Structure and Policy
Vopak has a two-tier governance structure consisting of an Executive Board and a Supervisory Board.
The Executive Board is responsible for the management of the company and therefore for the realization of Vopak’s strategic and other objectives, including those on health, safety, the environment (part of sustainability) and quality, strategy and policy, and the related development of results.
The Supervisory Board supervises Vopak’s overall performance, including the policies pursued and results achieved by the Executive Board, the company’s financial situation, as well as its financial statements. The Supervisory Board also reviews the strategy of Vopak, as proposed by the Executive Board. Similarly, it approves important proposals for capital expenditures, acquisitions, divestments and changes in financial and other corporate policies and the annual budget. The Supervisory Board also has the responsibility to evaluate the performance of the Executive Board as a whole and of its individual members and proposes to the General Meeting any changes in the composition of the Executive Board. Similarly, the Supervisory Board annually reviews its own performance and proposes to the General Meeting the appointment of new members to and departure of existing members from the Supervisory Board. Finally, the Supervisory Board sees to it that the company’s policies are formulated and pursued in the interest of all its stakeholders, including shareholders and personnel and that these policies have a durable and sustainable nature and meet the highest ethical standards. Since Vopak qualifies as an international holding company within the meaning of the Large Companies Act, it is exempted from the provisions of that Act.
The Supervisory Board has been carefully selected to ensure inclusion of members with a diverse background and experience in the areas relevant to the core business of Vopak, and with experience in the foreign markets in which Vopak operates. Their experience ranges from economic, financial, technical, operational and social fields to political and business-related ones.
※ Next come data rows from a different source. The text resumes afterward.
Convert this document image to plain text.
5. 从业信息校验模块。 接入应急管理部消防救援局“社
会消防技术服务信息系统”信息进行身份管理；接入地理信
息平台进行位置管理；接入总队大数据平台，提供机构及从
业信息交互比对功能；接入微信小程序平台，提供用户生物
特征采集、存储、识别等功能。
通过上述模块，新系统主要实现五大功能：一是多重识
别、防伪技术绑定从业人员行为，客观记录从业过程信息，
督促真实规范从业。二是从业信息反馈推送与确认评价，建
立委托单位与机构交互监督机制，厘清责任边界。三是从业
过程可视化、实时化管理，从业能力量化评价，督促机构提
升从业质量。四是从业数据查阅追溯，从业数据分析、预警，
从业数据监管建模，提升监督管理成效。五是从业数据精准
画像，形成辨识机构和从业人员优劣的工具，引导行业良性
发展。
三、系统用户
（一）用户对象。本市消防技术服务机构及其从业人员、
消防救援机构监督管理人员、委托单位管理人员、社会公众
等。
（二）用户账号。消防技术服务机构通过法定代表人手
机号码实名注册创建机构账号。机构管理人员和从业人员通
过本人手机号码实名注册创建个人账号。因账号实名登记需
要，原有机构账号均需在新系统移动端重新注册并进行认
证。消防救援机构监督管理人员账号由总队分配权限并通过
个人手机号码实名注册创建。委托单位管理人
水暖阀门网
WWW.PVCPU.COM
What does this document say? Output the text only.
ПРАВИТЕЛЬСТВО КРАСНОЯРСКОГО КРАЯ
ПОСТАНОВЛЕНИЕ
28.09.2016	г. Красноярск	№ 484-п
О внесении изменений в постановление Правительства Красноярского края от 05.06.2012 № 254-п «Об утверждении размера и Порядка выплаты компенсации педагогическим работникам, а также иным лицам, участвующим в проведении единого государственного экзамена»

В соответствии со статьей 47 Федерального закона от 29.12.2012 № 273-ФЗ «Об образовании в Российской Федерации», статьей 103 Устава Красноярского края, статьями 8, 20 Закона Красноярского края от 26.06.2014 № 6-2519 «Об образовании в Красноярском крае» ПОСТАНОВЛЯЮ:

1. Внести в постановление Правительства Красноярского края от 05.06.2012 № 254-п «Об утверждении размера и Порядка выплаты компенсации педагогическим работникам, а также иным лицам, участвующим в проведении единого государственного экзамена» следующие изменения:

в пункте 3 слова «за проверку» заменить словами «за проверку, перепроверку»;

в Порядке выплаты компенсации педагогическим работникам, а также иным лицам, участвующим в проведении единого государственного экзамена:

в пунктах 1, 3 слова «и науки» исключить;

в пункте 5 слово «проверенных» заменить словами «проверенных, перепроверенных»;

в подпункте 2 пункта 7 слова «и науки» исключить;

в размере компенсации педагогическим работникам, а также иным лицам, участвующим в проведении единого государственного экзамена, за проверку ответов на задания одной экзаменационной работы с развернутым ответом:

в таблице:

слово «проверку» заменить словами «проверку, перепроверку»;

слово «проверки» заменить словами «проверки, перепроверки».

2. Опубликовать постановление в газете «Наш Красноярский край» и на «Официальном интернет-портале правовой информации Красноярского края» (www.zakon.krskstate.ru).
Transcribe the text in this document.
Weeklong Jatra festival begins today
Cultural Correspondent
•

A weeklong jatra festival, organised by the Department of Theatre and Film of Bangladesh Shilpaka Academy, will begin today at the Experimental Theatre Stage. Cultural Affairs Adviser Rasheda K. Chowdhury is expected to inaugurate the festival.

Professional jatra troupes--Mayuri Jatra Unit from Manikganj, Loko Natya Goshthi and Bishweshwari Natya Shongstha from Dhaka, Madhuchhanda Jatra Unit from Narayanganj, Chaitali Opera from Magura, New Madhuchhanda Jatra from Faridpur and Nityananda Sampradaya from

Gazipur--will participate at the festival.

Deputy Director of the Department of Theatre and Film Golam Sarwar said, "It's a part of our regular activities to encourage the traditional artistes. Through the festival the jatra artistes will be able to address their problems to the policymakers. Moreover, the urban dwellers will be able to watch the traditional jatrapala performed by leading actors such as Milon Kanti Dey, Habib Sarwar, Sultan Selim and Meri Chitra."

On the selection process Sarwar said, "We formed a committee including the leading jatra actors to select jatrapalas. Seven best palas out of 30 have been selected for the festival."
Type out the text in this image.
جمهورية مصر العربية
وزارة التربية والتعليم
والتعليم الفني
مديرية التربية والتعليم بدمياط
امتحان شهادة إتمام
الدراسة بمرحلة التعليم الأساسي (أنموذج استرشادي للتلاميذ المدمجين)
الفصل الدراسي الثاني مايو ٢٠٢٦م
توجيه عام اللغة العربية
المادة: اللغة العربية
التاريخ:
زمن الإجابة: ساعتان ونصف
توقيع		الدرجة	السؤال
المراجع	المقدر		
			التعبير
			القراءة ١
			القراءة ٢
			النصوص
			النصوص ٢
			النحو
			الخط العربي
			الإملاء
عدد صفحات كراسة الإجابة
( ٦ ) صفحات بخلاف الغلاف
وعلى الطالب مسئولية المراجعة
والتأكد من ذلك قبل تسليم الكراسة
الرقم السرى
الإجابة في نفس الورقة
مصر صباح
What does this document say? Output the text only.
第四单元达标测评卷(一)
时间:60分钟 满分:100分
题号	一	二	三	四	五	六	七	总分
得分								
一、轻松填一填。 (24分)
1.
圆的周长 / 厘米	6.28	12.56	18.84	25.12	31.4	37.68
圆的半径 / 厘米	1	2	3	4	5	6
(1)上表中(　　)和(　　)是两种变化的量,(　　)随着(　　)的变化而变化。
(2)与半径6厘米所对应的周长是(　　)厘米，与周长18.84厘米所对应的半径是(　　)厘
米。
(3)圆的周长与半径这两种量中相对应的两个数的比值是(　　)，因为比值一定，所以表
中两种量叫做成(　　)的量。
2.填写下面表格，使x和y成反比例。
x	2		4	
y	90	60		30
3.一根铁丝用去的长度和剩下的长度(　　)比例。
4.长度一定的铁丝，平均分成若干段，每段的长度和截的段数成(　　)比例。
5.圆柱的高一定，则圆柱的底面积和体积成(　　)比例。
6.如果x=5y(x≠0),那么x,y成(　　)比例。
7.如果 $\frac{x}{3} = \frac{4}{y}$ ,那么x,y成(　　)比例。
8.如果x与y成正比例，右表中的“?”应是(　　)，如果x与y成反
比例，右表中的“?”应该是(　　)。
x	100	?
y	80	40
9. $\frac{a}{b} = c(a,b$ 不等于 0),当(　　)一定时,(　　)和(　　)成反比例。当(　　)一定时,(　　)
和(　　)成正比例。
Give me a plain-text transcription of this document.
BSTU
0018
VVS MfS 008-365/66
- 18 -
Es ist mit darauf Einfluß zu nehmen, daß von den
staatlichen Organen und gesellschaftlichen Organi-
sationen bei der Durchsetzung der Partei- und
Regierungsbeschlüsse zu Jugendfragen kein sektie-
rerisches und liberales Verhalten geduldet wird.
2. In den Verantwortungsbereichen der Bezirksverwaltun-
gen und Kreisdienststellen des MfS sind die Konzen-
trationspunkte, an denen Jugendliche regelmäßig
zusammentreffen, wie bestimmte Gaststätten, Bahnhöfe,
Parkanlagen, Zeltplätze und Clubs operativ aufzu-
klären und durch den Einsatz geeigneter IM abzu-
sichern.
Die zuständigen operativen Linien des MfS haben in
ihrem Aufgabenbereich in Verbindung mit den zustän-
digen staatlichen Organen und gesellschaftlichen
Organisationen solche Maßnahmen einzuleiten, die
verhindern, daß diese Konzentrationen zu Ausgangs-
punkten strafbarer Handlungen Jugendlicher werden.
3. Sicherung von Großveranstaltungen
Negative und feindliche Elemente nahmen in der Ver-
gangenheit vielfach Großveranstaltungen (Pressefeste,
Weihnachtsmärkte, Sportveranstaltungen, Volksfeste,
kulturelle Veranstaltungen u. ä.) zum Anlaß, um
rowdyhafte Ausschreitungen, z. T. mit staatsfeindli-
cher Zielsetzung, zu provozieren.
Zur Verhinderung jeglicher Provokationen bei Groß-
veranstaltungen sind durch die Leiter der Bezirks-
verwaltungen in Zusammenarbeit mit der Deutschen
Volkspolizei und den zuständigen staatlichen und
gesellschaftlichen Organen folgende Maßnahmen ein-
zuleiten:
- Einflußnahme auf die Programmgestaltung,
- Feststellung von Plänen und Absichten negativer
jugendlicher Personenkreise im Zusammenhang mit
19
The Supervisory Board, in performing its duties, focuses on the realization of the objectives of the company and the strategy and its implementation. The Supervisory Board appoints an Audit Committee, a Remuneration Committee and a Selection and Appointment Committee from among its members. In accordance with the provisions of the Code, Vopak has further specified the role and powers of these committees in specific regulations for them. In addition to the power to appoint, suspend and dismiss members of the Executive Board and Supervisory Board, the General Meeting has other key powers such as the passing of resolutions on amendments to the Articles of Association, legal mergers and split-offs, and the adoption of the financial statements and profit appropriation. Furthermore, the General Meeting sets the remuneration policy for the Executive Board, and significant amendments to the policy are subject to its approval. The General Meeting also sets the remuneration of the members of the Supervisory Board. The remuneration of the members of the Executive Board is set by the Supervisory Board on the basis of a proposal from the Remuneration Committee, in accordance with the remuneration policy adopted by the 2010 General Meeting. The 2010 General Meeting approved proposals to amend the remuneration policy. As of 1 July 2010 Dutch law provides for a mandatory registration date for the exercising of voting and attendance rights of 28 days before the day of the shareholders' meeting.